Toronto, February 7: The United Kingdom’s weather department has released a comparative study which shows that we are in the midst of the hottest ten years on record since the 1850s.
Along with this data, the Met Office also predicted that sometime in the next five years global temperatures would temporarily go above 1.5 degrees C, the critical threshold for climate change. In the five-year forecast released on Wednesday, the UK’s Met Office highlighted the dangerous possibility of a natural El Niño combining with global warming that would raise global temperatures above 1.5 degrees Celsius.
This future trend is particularly worrying for regions that get hit by extreme weather related to El Niño. This includes the South-west monsoon winds which bring rain to the Indian subcontinent, Australia, South America, south and west Africa.

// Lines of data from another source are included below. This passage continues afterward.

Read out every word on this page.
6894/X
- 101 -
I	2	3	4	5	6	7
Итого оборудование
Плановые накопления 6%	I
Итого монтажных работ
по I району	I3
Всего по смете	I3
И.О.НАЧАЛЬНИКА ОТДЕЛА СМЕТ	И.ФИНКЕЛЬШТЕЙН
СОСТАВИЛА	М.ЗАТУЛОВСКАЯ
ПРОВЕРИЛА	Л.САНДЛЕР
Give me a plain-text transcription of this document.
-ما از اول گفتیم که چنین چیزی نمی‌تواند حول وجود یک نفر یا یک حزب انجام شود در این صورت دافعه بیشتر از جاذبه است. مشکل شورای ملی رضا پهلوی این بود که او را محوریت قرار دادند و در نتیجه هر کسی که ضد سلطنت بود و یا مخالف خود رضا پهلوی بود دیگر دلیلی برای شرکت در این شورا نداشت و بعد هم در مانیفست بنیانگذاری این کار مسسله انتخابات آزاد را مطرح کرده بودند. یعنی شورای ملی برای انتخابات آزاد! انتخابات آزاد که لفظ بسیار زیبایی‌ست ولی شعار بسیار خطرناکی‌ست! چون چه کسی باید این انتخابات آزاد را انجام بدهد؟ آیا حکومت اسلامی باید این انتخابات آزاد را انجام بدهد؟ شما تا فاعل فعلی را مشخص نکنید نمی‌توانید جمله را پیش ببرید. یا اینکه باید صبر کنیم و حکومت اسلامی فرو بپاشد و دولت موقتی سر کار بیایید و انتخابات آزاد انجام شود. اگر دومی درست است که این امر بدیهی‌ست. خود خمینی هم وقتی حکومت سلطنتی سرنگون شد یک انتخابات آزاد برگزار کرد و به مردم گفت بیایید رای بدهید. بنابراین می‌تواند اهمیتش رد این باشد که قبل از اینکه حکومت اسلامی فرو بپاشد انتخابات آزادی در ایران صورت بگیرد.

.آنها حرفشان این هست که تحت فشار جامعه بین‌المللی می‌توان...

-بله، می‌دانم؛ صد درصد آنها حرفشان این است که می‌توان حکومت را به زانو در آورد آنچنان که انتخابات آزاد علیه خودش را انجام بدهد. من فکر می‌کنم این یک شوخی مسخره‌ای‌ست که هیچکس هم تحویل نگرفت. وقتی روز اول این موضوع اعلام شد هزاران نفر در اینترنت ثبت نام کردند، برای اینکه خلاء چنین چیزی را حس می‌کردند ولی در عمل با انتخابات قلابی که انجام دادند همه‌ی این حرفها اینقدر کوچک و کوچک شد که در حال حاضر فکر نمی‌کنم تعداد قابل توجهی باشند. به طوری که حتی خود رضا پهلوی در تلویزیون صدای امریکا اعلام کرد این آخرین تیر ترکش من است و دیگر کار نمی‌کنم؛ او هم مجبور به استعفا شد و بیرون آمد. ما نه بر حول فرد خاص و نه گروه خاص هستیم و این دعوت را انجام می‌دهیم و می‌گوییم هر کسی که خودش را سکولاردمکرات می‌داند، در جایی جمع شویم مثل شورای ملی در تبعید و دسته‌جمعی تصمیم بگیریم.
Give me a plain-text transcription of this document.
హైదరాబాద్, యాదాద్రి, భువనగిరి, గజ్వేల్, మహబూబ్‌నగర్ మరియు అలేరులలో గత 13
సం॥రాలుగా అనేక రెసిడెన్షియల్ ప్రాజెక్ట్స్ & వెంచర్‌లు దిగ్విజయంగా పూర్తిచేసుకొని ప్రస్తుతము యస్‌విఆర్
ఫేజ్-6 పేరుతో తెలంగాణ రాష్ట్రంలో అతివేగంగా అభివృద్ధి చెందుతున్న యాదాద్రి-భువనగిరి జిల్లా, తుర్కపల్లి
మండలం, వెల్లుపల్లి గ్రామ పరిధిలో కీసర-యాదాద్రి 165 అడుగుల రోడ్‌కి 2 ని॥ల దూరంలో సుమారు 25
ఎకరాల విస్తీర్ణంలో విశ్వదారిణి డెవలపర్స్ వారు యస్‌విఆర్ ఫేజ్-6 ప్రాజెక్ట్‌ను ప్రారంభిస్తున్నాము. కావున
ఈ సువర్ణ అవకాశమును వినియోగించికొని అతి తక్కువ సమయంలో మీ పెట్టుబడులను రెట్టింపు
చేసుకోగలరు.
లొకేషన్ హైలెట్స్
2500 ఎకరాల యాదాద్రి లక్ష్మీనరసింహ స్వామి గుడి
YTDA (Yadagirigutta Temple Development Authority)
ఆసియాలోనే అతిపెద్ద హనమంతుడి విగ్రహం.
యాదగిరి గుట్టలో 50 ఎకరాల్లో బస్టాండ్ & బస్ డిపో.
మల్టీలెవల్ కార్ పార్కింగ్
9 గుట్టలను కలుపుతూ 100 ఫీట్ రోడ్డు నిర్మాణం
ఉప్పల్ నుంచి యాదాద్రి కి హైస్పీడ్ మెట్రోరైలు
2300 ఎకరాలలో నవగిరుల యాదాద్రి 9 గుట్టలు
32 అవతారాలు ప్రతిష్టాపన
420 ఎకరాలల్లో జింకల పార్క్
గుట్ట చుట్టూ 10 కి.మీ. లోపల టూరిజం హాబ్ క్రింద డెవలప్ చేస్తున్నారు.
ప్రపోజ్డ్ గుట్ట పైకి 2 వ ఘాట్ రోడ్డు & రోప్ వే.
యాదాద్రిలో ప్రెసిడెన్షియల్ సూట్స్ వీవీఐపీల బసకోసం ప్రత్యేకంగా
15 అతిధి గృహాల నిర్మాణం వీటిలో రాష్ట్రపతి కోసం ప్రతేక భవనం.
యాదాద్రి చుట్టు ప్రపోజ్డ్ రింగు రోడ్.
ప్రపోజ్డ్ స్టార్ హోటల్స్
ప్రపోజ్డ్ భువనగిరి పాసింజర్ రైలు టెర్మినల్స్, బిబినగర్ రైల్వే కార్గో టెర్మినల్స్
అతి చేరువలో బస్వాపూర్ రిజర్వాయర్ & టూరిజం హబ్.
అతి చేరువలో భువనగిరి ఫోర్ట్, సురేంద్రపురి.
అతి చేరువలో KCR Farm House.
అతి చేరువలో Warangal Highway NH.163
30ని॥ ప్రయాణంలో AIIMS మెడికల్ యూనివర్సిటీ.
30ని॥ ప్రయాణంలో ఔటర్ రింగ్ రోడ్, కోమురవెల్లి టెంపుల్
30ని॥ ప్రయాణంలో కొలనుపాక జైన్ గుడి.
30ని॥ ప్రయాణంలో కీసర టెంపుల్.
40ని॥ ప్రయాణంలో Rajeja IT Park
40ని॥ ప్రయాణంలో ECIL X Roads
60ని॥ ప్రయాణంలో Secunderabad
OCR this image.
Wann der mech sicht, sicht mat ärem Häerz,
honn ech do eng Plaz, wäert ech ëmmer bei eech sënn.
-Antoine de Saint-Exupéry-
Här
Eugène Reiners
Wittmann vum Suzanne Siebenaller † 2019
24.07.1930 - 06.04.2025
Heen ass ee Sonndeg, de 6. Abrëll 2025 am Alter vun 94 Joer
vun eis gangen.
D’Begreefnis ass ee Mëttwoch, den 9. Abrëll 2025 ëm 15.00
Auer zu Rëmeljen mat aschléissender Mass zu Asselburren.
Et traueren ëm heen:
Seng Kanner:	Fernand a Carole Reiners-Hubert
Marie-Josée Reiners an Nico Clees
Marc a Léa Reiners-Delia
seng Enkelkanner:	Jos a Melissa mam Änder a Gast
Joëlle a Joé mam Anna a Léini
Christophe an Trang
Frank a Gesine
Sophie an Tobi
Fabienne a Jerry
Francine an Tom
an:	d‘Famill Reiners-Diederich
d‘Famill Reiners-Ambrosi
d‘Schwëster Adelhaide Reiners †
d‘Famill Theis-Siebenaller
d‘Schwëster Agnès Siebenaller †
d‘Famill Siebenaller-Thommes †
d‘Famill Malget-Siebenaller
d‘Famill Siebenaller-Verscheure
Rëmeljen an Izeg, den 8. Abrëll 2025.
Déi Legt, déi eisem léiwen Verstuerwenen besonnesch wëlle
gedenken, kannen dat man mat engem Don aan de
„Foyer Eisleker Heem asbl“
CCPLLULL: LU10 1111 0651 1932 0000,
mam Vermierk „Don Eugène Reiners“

Since 2014, the world has seen the four hottest years since weather records were kept from 1850. But the Met Office says that from now until 2023, there exists a 90% chance that mean annual temperatures will range between 1.03 degrees C and 1.57 degrees C above pre-industrial levels.
Prof Adam Scaife, head of long term forecasting at the Met Office, told BBC News that "By looking at individual years in that forecast we can now see for the first time, there is a risk of a temporary, and I repeat temporary, excedance of the all-important 1.5C threshold level set out in the Paris climate agreement."
This weather trend prediction comes just 48 hours after a separate study predicted that global warming if left unchecked could cause the Himalayan and Hindu Kush mountain ranges to lose up to two-thirds of their glacial cover. The report also said that even if global warming is contained at 1.5 degrees C above pre-industrial levels, these mountain ranges would still see a loss of one-third of their glacial cover.
Global warming poses a threat to the world but developing countries such as India, Bangladesh are especially vulnerable to its impact as the economies of these countries are still agriculture driven which in turn is heavily dependent on weather patterns.